2010 Fiscal Year Annual Research Report
新しい内視鏡の応用・心嚢内視鏡を用いた心不全治療の開発と最適化
Project/Area Number |
22700512
|
Research Institution | Keio University |
Principal Investigator |
木村 雄弘 慶應義塾大学, 医学部, 特任助教 (20449002)
|
Keywords | 心嚢内視鏡 / 低侵襲手術 / 心不全治療 / 細胞移植 |
Research Abstract |
既製の内視鏡システムを心嚢内で運用することで、低侵襲で心嚢内手術(特に細胞移植)に最適化したマニピュレータを開発することを目的とした。また、心外膜からの不整脈治療や、ペースメーカ植込術に応用できる技術を確立することを目的とした。 全身麻酔下の閉胸雑種成犬を用いて、セルディンガー法により心嚢内に内視鏡を挿入して心嚢内の視野を確保した。各種マニュピュレータープロトタイプを用いて、心嚢内で細胞移植シミュレーション、ペースメーカーリード挿入術を行い、器具の最適化を行った。 従来血行動態への影響の少ない軟性鏡を用いていたが操作性が悪く、硬性鏡を用いた実験を行った。

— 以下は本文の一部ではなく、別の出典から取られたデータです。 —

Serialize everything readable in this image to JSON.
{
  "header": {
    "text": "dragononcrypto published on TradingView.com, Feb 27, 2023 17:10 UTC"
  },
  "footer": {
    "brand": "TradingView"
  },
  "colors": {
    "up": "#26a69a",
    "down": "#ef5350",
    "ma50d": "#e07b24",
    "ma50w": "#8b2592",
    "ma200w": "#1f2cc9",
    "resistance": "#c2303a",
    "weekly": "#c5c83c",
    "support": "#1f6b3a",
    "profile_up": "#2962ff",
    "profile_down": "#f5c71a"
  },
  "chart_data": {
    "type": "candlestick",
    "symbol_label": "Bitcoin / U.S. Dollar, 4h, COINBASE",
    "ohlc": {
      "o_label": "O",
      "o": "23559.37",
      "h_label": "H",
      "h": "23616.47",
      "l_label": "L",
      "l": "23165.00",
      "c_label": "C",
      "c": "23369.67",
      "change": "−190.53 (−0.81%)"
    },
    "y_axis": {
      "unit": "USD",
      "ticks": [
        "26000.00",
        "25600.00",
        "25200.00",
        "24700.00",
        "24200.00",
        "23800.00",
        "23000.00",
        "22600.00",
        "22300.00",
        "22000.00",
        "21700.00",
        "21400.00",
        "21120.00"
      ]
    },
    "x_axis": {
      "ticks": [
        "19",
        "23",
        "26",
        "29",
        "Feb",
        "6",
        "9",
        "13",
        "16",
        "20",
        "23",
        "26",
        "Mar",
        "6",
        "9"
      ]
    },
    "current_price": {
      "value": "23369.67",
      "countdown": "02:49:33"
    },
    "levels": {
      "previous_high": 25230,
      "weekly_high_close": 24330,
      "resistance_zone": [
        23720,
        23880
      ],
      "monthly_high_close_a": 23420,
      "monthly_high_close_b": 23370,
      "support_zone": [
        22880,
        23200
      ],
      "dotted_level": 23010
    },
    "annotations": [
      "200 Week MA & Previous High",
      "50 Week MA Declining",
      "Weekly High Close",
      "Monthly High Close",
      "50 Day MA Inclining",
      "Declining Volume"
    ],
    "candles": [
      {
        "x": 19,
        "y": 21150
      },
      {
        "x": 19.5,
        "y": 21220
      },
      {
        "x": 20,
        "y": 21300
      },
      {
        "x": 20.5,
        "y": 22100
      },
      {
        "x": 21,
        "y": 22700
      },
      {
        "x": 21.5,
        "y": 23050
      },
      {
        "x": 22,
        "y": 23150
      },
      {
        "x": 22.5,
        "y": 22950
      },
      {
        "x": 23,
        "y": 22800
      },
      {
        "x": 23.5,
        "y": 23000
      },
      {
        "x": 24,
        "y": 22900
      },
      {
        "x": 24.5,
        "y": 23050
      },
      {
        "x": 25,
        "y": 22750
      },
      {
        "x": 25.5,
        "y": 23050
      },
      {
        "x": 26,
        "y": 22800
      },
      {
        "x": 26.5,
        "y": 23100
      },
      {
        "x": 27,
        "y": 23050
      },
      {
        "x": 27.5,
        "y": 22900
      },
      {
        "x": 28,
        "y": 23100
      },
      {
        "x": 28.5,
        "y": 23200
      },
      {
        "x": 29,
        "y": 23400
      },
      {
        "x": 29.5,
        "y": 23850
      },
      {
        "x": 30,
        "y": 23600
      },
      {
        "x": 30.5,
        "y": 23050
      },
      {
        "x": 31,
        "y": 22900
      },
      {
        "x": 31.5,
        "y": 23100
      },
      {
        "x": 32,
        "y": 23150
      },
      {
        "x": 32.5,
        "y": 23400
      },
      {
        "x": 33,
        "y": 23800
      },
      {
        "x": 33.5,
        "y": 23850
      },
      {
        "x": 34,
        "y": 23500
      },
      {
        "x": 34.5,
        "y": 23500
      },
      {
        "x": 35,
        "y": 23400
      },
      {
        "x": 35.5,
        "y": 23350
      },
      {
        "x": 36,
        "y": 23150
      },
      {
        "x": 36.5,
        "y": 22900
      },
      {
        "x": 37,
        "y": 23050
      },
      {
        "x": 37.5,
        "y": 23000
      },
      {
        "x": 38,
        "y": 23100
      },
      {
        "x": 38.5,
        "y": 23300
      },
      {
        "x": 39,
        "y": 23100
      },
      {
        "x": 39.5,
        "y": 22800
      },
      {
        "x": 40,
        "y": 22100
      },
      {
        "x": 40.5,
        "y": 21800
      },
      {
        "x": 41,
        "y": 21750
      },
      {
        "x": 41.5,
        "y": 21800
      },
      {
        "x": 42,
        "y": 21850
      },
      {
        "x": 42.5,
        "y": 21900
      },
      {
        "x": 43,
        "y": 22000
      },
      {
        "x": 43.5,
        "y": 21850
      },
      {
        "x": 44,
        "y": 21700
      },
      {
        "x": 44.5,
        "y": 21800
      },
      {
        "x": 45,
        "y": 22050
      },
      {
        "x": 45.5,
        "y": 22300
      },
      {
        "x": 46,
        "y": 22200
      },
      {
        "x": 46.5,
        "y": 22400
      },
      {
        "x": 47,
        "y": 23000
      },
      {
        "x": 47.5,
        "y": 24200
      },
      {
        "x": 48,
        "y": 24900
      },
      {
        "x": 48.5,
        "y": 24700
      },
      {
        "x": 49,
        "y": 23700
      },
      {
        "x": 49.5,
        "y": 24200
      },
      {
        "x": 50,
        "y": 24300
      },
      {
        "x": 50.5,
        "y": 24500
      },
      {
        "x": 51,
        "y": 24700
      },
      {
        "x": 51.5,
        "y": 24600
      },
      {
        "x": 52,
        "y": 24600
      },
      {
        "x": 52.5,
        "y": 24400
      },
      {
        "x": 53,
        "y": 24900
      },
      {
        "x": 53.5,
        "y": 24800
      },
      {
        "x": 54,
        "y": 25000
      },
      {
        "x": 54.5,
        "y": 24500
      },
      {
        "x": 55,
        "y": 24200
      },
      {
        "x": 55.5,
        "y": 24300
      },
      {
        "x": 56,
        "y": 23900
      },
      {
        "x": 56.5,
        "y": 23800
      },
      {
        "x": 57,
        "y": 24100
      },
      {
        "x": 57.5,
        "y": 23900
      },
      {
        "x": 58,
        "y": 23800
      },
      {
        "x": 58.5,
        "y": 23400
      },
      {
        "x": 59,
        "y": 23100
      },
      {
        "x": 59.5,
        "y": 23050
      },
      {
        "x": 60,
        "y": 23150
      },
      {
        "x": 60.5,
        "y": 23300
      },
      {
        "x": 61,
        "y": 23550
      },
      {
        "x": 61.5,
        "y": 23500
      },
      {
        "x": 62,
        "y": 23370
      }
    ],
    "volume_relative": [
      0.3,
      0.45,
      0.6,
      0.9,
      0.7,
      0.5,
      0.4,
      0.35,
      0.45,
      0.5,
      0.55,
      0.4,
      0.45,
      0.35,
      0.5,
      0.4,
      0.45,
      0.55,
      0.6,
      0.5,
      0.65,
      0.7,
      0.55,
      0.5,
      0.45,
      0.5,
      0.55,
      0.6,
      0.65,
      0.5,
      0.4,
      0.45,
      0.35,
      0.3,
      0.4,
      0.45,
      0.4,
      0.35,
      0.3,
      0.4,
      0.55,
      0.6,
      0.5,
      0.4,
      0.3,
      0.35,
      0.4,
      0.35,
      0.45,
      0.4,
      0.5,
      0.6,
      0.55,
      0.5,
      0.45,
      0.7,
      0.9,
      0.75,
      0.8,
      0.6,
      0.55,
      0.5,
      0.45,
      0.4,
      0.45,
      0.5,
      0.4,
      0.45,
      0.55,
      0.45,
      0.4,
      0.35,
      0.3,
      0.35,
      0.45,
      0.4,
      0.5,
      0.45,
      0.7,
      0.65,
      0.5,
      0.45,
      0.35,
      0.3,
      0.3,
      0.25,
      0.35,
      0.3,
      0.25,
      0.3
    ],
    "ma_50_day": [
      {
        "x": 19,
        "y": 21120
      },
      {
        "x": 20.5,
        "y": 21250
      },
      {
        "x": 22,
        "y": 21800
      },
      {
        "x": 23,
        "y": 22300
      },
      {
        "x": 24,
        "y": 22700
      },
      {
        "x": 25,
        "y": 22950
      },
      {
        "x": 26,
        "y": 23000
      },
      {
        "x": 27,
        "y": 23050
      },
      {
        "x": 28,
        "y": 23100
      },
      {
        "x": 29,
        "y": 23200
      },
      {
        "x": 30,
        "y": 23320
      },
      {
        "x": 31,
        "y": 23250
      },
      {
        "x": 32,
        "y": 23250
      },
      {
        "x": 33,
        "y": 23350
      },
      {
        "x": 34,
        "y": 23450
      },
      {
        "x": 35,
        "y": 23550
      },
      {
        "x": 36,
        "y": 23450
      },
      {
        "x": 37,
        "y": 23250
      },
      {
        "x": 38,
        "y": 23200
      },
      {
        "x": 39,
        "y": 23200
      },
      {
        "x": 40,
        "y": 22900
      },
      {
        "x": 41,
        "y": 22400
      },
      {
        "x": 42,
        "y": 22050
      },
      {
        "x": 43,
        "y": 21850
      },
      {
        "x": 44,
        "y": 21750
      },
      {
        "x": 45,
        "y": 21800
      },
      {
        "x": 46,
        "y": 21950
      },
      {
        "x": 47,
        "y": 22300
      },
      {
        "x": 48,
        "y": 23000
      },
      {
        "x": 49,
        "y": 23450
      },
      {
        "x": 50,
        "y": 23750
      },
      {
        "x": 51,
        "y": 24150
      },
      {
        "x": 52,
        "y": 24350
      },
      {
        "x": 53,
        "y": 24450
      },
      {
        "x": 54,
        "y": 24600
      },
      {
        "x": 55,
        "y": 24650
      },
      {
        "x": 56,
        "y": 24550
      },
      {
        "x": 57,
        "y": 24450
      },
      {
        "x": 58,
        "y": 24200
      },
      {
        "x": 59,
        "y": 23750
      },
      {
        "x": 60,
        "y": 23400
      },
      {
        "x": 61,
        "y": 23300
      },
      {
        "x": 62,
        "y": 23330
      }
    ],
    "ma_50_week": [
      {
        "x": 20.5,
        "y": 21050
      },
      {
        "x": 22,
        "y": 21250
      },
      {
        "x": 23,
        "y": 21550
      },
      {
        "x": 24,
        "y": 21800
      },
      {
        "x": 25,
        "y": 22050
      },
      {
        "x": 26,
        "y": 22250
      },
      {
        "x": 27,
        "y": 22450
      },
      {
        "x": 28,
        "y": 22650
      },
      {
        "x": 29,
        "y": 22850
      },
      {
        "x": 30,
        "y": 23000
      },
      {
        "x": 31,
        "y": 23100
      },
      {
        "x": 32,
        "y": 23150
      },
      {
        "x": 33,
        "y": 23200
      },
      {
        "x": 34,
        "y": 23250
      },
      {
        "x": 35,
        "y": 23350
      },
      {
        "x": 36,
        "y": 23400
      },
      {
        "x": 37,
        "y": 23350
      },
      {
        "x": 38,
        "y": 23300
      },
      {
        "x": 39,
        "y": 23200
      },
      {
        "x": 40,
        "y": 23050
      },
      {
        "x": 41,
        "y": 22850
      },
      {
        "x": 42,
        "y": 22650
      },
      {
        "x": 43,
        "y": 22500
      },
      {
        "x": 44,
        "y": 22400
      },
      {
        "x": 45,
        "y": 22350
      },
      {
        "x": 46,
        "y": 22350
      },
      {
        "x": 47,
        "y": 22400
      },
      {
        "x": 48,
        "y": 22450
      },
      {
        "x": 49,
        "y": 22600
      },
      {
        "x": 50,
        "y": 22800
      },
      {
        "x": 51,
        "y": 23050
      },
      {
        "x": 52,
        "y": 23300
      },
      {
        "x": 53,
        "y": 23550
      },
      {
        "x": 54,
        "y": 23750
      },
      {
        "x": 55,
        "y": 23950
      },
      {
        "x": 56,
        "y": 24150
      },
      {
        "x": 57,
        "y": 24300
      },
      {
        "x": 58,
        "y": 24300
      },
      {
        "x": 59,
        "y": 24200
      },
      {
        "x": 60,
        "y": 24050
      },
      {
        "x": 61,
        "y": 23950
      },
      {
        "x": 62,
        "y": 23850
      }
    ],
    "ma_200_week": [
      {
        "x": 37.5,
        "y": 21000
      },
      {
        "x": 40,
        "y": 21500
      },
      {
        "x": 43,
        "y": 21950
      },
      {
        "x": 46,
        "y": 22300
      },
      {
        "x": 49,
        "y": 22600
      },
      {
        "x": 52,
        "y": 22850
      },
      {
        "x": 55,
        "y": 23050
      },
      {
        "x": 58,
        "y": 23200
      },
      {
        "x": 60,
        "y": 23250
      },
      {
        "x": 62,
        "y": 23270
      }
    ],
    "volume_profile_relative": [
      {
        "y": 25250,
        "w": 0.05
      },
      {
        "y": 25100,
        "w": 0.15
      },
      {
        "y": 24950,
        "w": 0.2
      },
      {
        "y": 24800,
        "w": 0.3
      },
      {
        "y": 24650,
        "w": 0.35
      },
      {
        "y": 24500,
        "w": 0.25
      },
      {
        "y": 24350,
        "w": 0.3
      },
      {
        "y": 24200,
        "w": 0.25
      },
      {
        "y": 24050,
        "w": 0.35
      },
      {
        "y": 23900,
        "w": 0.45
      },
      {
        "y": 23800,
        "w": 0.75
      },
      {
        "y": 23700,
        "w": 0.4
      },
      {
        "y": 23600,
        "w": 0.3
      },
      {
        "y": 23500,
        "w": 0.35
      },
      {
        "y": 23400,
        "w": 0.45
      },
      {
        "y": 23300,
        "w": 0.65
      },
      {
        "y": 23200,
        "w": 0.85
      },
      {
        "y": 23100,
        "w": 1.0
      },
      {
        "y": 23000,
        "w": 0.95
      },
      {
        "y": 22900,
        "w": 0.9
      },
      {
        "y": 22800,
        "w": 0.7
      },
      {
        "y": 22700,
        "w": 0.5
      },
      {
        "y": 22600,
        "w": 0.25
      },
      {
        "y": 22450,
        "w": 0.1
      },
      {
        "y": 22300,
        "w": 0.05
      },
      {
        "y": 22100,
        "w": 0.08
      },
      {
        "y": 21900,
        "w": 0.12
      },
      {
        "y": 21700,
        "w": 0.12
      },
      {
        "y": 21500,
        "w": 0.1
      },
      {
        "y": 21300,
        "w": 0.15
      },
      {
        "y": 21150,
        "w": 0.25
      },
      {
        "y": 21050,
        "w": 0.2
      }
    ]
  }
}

その結果、操作性視認性が飛躍的に向上し、懸念された血行動態への影響も軽微であった。また体位変換を行い、硬性鏡を左房後壁側まで到達させる事に成功した。細胞移植器具プロトタイプを作製し、安定して細胞移植プロセスが可能な事を確認した。ペースメーカーリード挿入に関しても今後器具の改良は必要だが、低侵襲に挿入することが可能であることを確認した。 我々が考案した空気による心嚢腔拡張は、心タンポナーデ等の血行動態の変化をきたす事無く心嚢内視鏡治療が可能であった。空気によらない視野確保の方法も現在考案中である。今後慢性期まで癒着が少なく、繰返し移植操作が可能な手技の開発が必要となることが予想される。 心嚢内視鏡による細胞移植手技は、硬性鏡を用いる事で操作性が飛躍的に向上し、血行動態にも大きな影響を及ぼさず安全に移植が可能であった。